Floats meandered down the crowded cobblestone boulevards of the capital city. It was atop one of these floats that Julien and I rode, bundled in thick coats to keep the chilly February night at bay.

I smiled as we passed sign after sign of Nonna Vera’s face, welcoming the lost queen back into her proper place as ruler of this small kingdom.

“You know,
Chérie,
don’t think it has escaped my attention that you have yet to officially answer my proposal,” said Julien into my ear. I shivered as his warm breath tickled my neck.

“That may have something to do with the fact that you have yet to officially
ask
me,” I answered. His brows rose in surprise. I thought I heard a chuckle come from Mr. Martin in the back corner of the float. I definitely heard him say something jeeringly in their special pidgin language. Julien frowned in the other man’s direction, then turned his full attention back to me.

“So I haven’t. Let me rectify that egregious oversight post haste.” He lowered himself gracefully down on one knee - no small feat considering the jostling of the float - and steadied himself with his hands on my hips. The position put him level with my slightly protruding belly. Unable to resist, he pulled aside the layers of my coat and dropped a kiss on my five months pregnant paunch. I felt a fluttering from within, but it was still too weak for him to feel, so I didn’t mention it, instead keeping it a secret conversation between my passenger and me.

Julien cleared his throat theatrically to make sure he had my undivided attention. “Lara, my most beautiful, cherished, Lara. Would you do me the honor of becoming my wife?” He pulled out a clamshell case and opened it to reveal a stunning blue sapphire ring.

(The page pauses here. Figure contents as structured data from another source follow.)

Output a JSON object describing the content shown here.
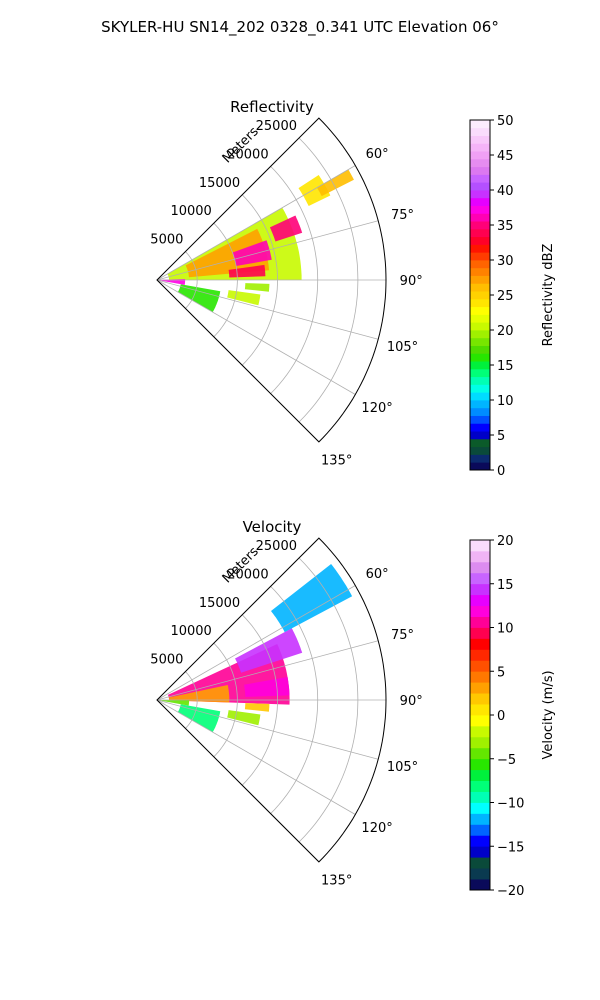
{
  "figure": {
    "suptitle": "SKYLER-HU  SN14_202  0328_0.341 UTC Elevation 06°"
  },
  "chart_data": [
    {
      "type": "heatmap",
      "projection": "polar-sector",
      "title": "Reflectivity",
      "radial_label": "Meters",
      "radial_ticks": [
        "5000",
        "10000",
        "15000",
        "20000",
        "25000"
      ],
      "radial_tick_values": [
        5000,
        10000,
        15000,
        20000,
        25000
      ],
      "angle_ticks": [
        "60°",
        "75°",
        "90°",
        "105°",
        "120°",
        "135°"
      ],
      "angle_tick_values": [
        60,
        75,
        90,
        105,
        120,
        135
      ],
      "azimuth_range_deg": [
        45,
        135
      ],
      "range_max_m": 28500,
      "grid": true,
      "colorbar": {
        "label": "Reflectivity dBZ",
        "min": 0,
        "max": 50,
        "ticks": [
          "0",
          "5",
          "10",
          "15",
          "20",
          "25",
          "30",
          "35",
          "40",
          "45",
          "50"
        ],
        "colors": [
          "#0a0a5a",
          "#0b2a6e",
          "#0a4a3a",
          "#0b5b2a",
          "#0000c8",
          "#0000ff",
          "#0050ff",
          "#008cff",
          "#00b4ff",
          "#00dcff",
          "#00ffe6",
          "#00ffb4",
          "#00ff78",
          "#00f03c",
          "#28e600",
          "#50dc00",
          "#78e600",
          "#a0f000",
          "#c8fa00",
          "#e6ff00",
          "#ffff00",
          "#ffe600",
          "#ffd200",
          "#ffbe00",
          "#ffa000",
          "#ff8200",
          "#ff6400",
          "#ff3c00",
          "#ff1400",
          "#ff0028",
          "#ff0050",
          "#ff0078",
          "#ff00b4",
          "#ff00e6",
          "#e600ff",
          "#c832ff",
          "#b450ff",
          "#c864ff",
          "#dc78f0",
          "#e68cf0",
          "#f0a0f5",
          "#f5b4f8",
          "#f8c8fa",
          "#fadcfc",
          "#fcecfd"
        ]
      },
      "echoes": [
        {
          "az": [
            60,
            90
          ],
          "r": [
            1500,
            18000
          ],
          "value": 20
        },
        {
          "az": [
            63,
            85
          ],
          "r": [
            4000,
            14000
          ],
          "value": 27
        },
        {
          "az": [
            70,
            80
          ],
          "r": [
            10000,
            14500
          ],
          "value": 36
        },
        {
          "az": [
            82,
            88
          ],
          "r": [
            9000,
            13500
          ],
          "value": 34
        },
        {
          "az": [
            65,
            72
          ],
          "r": [
            15500,
            19000
          ],
          "value": 35
        },
        {
          "az": [
            57,
            64
          ],
          "r": [
            21000,
            24000
          ],
          "value": 24
        },
        {
          "az": [
            60,
            63
          ],
          "r": [
            23000,
            27500
          ],
          "value": 26
        },
        {
          "az": [
            92,
            96
          ],
          "r": [
            11000,
            14000
          ],
          "value": 19
        },
        {
          "az": [
            98,
            104
          ],
          "r": [
            9000,
            13000
          ],
          "value": 21
        },
        {
          "az": [
            100,
            120
          ],
          "r": [
            3000,
            8000
          ],
          "value": 16
        },
        {
          "az": [
            88,
            100
          ],
          "r": [
            300,
            3500
          ],
          "value": 37
        }
      ]
    },
    {
      "type": "heatmap",
      "projection": "polar-sector",
      "title": "Velocity",
      "radial_label": "Meters",
      "radial_ticks": [
        "5000",
        "10000",
        "15000",
        "20000",
        "25000"
      ],
      "radial_tick_values": [
        5000,
        10000,
        15000,
        20000,
        25000
      ],
      "angle_ticks": [
        "60°",
        "75°",
        "90°",
        "105°",
        "120°",
        "135°"
      ],
      "angle_tick_values": [
        60,
        75,
        90,
        105,
        120,
        135
      ],
      "azimuth_range_deg": [
        45,
        135
      ],
      "range_max_m": 28500,
      "grid": true,
      "colorbar": {
        "label": "Velocity (m/s)",
        "min": -20,
        "max": 20,
        "ticks": [
          "−20",
          "−15",
          "−10",
          "−5",
          "0",
          "5",
          "10",
          "15",
          "20"
        ],
        "colors": [
          "#0a0a5a",
          "#0a3a50",
          "#0a4a3a",
          "#0000c8",
          "#0000ff",
          "#0064ff",
          "#00b4ff",
          "#00ffff",
          "#00ffb4",
          "#00ff78",
          "#00f03c",
          "#28e600",
          "#64e600",
          "#a0f000",
          "#c8fa00",
          "#ffff00",
          "#ffe600",
          "#ffc800",
          "#ffa000",
          "#ff7800",
          "#ff5000",
          "#ff2800",
          "#ff0000",
          "#ff0050",
          "#ff0096",
          "#ff00dc",
          "#e600ff",
          "#c832ff",
          "#c864ff",
          "#dc8cf0",
          "#f0b4f5",
          "#fadcfc"
        ]
      },
      "echoes": [
        {
          "az": [
            65,
            92
          ],
          "r": [
            1500,
            16500
          ],
          "value": 10
        },
        {
          "az": [
            78,
            92
          ],
          "r": [
            1500,
            9000
          ],
          "value": 3
        },
        {
          "az": [
            62,
            72
          ],
          "r": [
            11000,
            19000
          ],
          "value": 14
        },
        {
          "az": [
            80,
            88
          ],
          "r": [
            11000,
            16500
          ],
          "value": 12
        },
        {
          "az": [
            52,
            62
          ],
          "r": [
            18000,
            27500
          ],
          "value": -12
        },
        {
          "az": [
            92,
            96
          ],
          "r": [
            11000,
            14000
          ],
          "value": 2
        },
        {
          "az": [
            98,
            104
          ],
          "r": [
            9000,
            13000
          ],
          "value": -3
        },
        {
          "az": [
            100,
            120
          ],
          "r": [
            3000,
            8000
          ],
          "value": -8
        },
        {
          "az": [
            90,
            100
          ],
          "r": [
            300,
            4000
          ],
          "value": -4
        }
      ]
    }
  ]
}
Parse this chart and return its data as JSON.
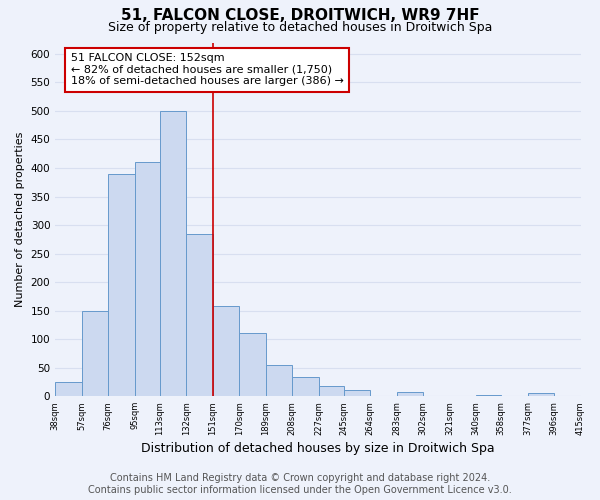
{
  "title": "51, FALCON CLOSE, DROITWICH, WR9 7HF",
  "subtitle": "Size of property relative to detached houses in Droitwich Spa",
  "xlabel": "Distribution of detached houses by size in Droitwich Spa",
  "ylabel": "Number of detached properties",
  "bar_edges": [
    38,
    57,
    76,
    95,
    113,
    132,
    151,
    170,
    189,
    208,
    227,
    245,
    264,
    283,
    302,
    321,
    340,
    358,
    377,
    396,
    415
  ],
  "bar_heights": [
    25,
    150,
    390,
    410,
    500,
    285,
    158,
    110,
    55,
    33,
    17,
    10,
    0,
    8,
    0,
    0,
    2,
    0,
    5,
    0
  ],
  "bar_color": "#ccd9f0",
  "bar_edge_color": "#6699cc",
  "vline_x": 151,
  "vline_color": "#cc0000",
  "ylim": [
    0,
    620
  ],
  "yticks": [
    0,
    50,
    100,
    150,
    200,
    250,
    300,
    350,
    400,
    450,
    500,
    550,
    600
  ],
  "xtick_labels": [
    "38sqm",
    "57sqm",
    "76sqm",
    "95sqm",
    "113sqm",
    "132sqm",
    "151sqm",
    "170sqm",
    "189sqm",
    "208sqm",
    "227sqm",
    "245sqm",
    "264sqm",
    "283sqm",
    "302sqm",
    "321sqm",
    "340sqm",
    "358sqm",
    "377sqm",
    "396sqm",
    "415sqm"
  ],
  "annotation_title": "51 FALCON CLOSE: 152sqm",
  "annotation_line1": "← 82% of detached houses are smaller (1,750)",
  "annotation_line2": "18% of semi-detached houses are larger (386) →",
  "annotation_box_color": "#ffffff",
  "annotation_box_edge": "#cc0000",
  "footer_line1": "Contains HM Land Registry data © Crown copyright and database right 2024.",
  "footer_line2": "Contains public sector information licensed under the Open Government Licence v3.0.",
  "background_color": "#eef2fb",
  "grid_color": "#d8dff0",
  "title_fontsize": 11,
  "subtitle_fontsize": 9,
  "xlabel_fontsize": 9,
  "ylabel_fontsize": 8,
  "footer_fontsize": 7
}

“I thought you’d never ask,” I said, pulling off my glove and presenting my finger for the ring. It was a perfect fit. He stood up and pulled me into his chest. “You still haven’t answered,” he pointed out. “Yes!” I said. “
Sí! Oui! Yes!
Does that cover all of them?” He beamed at me, and lowered his lips to mine for a sweet, then searing kiss. As if on cue the carnivale fireworks began, their vivid colors bursting across the night sky as if in celebration of our love.